Liebe Kolleginnen, liebe Kollegen und alle dazwischen
Ich gratuliere euch, ich gratuliere uns ganz herzlich zum 100-jährigen Jubiläum des Baselbieter Gewerkschaftsbundes. 100 Jahre, das ist ein stattliches Alter – ich selbst war bei der letzten grösseren Feier zum 75. Jubiläumstag gerade mal knapp geboren. Da ist man natürlich schnell versucht, einen weiten Blick in die Vergangenheit zurückzuwerfen, in Nostalgie zu schwelgen und sich über frühere Erfolge zu freuen. Als Person, die rein statistisch noch bis ca. 2075 leben dürfte, wähle ich eine andere Herangehensweise: Ich möchte wissen, was wir Gewerkschafterinnen und Gewerkschafter von unseren Vorgängerinnen und Vorgängern lernen können, welche Kämpfe wir weiterführen müssen, wie wir diese gewinnen.
Wie ein roter Faden zieht sich die Verkürzung der Erwerbsarbeitszeit durch die Geschichte der Gewerkschaften – auch des Gewerkschaftsbundes Baselland.

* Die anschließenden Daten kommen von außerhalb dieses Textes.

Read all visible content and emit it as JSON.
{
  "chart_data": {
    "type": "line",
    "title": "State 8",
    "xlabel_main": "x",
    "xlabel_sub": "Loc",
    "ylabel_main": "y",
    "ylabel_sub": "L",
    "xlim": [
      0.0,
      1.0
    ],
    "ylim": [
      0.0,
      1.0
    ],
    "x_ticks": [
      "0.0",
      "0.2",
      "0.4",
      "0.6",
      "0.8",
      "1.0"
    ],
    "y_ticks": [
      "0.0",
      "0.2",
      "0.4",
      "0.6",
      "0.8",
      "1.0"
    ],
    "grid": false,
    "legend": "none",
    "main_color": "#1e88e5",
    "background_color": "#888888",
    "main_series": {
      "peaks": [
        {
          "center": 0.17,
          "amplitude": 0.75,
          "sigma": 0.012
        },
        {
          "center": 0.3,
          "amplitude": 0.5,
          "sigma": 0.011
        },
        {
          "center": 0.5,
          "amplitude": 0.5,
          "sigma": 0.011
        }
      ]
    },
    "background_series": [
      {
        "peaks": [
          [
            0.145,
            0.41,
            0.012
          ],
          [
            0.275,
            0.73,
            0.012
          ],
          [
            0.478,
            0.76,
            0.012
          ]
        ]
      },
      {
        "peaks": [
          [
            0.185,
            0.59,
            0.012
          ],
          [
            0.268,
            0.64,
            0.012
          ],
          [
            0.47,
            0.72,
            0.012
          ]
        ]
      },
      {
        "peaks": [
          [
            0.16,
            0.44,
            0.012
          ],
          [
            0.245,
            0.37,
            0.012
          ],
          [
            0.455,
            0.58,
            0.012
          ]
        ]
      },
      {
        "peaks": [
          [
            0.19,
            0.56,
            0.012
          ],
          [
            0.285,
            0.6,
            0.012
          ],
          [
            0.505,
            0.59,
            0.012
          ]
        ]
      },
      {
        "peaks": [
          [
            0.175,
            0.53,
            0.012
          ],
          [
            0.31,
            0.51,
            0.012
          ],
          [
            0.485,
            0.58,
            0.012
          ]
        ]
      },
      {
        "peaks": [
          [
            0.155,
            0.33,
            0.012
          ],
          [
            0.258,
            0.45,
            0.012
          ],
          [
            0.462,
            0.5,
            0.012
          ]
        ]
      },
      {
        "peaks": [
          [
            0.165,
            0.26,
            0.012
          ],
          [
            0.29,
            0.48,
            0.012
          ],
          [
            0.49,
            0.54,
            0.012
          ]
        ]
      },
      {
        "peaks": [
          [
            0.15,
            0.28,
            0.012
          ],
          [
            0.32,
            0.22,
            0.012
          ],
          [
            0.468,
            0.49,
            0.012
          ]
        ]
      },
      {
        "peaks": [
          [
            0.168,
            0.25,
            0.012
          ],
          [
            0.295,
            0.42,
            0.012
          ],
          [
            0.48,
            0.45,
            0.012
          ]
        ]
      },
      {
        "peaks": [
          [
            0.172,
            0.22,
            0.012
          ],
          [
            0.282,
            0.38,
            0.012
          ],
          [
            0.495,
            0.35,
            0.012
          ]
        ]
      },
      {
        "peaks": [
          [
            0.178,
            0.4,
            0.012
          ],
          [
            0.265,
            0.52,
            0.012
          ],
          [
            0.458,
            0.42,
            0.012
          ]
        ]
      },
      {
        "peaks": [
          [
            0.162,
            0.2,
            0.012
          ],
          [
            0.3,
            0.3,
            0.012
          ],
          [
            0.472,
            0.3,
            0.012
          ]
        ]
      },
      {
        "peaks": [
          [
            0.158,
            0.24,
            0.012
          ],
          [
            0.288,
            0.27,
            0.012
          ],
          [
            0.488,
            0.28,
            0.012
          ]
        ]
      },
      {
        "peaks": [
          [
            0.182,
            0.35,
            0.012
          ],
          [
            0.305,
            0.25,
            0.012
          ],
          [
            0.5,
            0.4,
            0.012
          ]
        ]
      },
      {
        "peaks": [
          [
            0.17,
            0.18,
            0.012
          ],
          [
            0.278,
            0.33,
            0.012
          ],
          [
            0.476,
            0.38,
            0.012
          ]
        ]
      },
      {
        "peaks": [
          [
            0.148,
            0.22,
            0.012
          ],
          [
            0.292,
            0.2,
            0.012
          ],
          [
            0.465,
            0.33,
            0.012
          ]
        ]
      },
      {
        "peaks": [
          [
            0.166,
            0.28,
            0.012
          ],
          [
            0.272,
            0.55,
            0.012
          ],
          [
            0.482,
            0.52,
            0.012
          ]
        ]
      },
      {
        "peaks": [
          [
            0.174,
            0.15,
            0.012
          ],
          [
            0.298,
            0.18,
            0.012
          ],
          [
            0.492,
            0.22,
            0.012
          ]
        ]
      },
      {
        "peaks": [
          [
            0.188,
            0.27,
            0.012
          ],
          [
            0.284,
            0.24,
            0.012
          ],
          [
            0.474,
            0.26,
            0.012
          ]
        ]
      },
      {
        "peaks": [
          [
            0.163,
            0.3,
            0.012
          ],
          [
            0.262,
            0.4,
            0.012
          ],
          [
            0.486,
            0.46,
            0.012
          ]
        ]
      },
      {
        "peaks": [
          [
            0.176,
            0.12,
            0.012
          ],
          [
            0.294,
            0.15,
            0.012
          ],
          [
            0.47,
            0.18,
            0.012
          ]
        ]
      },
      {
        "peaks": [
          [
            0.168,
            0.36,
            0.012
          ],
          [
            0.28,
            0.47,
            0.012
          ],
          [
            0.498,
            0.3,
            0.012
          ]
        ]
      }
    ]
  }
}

Ob bei der Abstimmung über das Arbeitszeitgesetz 1928 (wo in den Vorstandsprotokollen des Gewerkschaftskartells zu wenig Propaganda und Irreführung der Wählerinnen und Wähler für die Niederlage verantwortlich gemacht werden), in einem wirtschaftspolitischen Grundlagenpapier von 1983 oder, vor genau 25 Jahren, als Schwerpunkt in der Rede des damaligen SGB-Präsidenten an der 75-Jahr-Feier: Immer war der politische Arbeitskampf auch einer um die Länge des Arbeitstages. Der Bürgerliche Ökonom John Maynard Keynes ging aufgrund der stetigen Schritte bei der Verkürzung der Arbeitszeit in den 1930ern davon aus, dass wir bis 2030 nur noch drei Stunden am Tag arbeiten würden. Wegen der Schwächung der Gewerkschaften sind wir leider etwas vom Weg abgekommen. Aber kürzere Arbeitszeiten entlasten die Menschen nicht nur psychologisch, sie ermöglichen intensivere soziale und politische Beziehungen und sind ökologisch notwendig und sie stärken auch die Gleichberechtigung. Auf meiner Wahlkampftour bin ich im Moment fast jeden Abend unterwegs oder bei Bekannten am Küchentisch, um mit ihrem persönlichen Umfeld über Politik zu sprechen. Jedes mal sagen viele von ihnen, ihnen fehle die Energie und die Zeit für das Politische. Die Auslastung der doppel- bis dreifachbelasteten Menschen in unserem Land, allen voran die Frauen, kann auch mit einer Arbeitszeitreduktion entgegengewirkt werden. Das kann eine richtige Repolitisierung mit sich bringen. Kurz: Aus meiner Sicht müssen wir diese Forderung zwingend wieder vorantreiben.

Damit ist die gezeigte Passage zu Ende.